Case report: This 82-year-old man had a 6-year history of parkinsonian symptoms, mostly of rigid-akinetic type. He was in stage 4 on Hoehn & Yahr scale, and he had reached 62 points on Unified Parkinson Disease Rating Scale. Over the past 6-8 months, he developed progressive forward flexion of the trunk with clinical features of camptocormia. He suffered flogotic symptoms and signs on her lower back, and there were no dystonic posture or clinical features. Lumbar computerised tomography showed fat replacement of the paravertebral L3 muscles. A surgical paravertebral muscle examination and biopsy were performed, showing diffuse fat replacement and only a marginal myopathic focus. It was made several therapeutic approaches, with levodopa dose increase, reduction, fractioning, and addition of dopa-agonists.

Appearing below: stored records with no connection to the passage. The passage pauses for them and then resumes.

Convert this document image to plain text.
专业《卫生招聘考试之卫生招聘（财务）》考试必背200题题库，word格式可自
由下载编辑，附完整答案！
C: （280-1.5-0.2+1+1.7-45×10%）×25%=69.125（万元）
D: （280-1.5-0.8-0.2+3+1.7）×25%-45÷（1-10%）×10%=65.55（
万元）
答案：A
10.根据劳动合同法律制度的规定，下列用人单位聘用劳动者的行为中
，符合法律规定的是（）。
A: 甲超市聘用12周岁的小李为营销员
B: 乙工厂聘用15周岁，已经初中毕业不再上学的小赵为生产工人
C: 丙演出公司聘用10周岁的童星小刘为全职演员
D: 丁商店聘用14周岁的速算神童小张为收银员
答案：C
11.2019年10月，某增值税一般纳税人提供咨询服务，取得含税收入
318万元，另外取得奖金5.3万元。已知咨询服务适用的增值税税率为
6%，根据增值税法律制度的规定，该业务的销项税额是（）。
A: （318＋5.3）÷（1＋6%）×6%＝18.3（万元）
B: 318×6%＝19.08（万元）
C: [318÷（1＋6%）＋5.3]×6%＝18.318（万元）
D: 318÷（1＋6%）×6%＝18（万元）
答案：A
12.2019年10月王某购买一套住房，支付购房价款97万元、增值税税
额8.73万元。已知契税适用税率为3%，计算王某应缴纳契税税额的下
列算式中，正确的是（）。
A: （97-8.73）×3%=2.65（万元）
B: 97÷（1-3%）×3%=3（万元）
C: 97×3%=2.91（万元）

All of these strategies failed. It was determined to try a steroid course, but there were no improvement, so physiotherapy and rehabilitation measures did. He finally was confined to wheelchair.
Conclusions: Physiopathologic and therapeutic aspects of camptocormia in Parkinson's disease are unclear. Their relationship could be casual or causal. Patients with clear inflammatory myopathy could benefit from steroid therapy, but patients with end-stage myopathy probably do not so.